Today, for Vintage Vault, we’re happy to present a gorgeous guitar, a late 1964, early 1965 Fender Stratocaster in gorgeous candy apple red, serial #L40725
The guitar arrived with a “natural” stripped look, so we decided to bring it back to the look it had back in the day. Aside from the finish job on the body and an humbucker route on the neck pickup position done long ago, the instrument remained in good conditions with all the important original parts still there.
The ToneTeam Master Luthier Romano Burini filled in the humbucker route with a proper Alder insert, and then prepared the lightweight body for the finish restoration, carefully maintaining the correct contour body, body thickness and edges shape.

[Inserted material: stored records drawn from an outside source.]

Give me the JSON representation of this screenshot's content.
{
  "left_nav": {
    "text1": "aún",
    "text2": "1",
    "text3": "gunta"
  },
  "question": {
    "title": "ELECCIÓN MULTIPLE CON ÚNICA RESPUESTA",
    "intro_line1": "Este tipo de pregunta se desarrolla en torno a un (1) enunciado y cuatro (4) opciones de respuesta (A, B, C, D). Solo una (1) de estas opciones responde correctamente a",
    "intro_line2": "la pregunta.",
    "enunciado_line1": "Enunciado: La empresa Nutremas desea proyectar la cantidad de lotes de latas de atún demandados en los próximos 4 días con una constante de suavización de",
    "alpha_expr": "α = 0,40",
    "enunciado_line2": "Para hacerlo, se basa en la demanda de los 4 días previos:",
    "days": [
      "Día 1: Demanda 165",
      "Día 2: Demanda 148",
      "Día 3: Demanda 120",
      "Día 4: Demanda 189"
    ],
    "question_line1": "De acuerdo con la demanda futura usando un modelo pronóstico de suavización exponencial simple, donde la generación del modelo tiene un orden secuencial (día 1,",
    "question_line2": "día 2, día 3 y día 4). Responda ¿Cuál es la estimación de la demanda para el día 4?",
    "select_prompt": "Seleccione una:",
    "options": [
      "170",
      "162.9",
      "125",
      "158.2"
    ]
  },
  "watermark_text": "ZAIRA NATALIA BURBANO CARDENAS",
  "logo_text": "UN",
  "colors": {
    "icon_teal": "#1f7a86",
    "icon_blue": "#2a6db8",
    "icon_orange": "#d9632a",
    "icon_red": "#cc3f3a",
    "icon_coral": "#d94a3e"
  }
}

He then applied a period correct Candy Apple Red finish, with the correct yellow stain, white primer, metallic basecoat, cherry see through red finish and final clear lacquer topcoats.
In agreement with Rudy, we did not artificially “relic” the finish, although we did age it properly, with a very nice patina and “weather checking” texture, that was done also to match with the original finished neck, which is still in good conditions but it shows plenty of wear from years of use.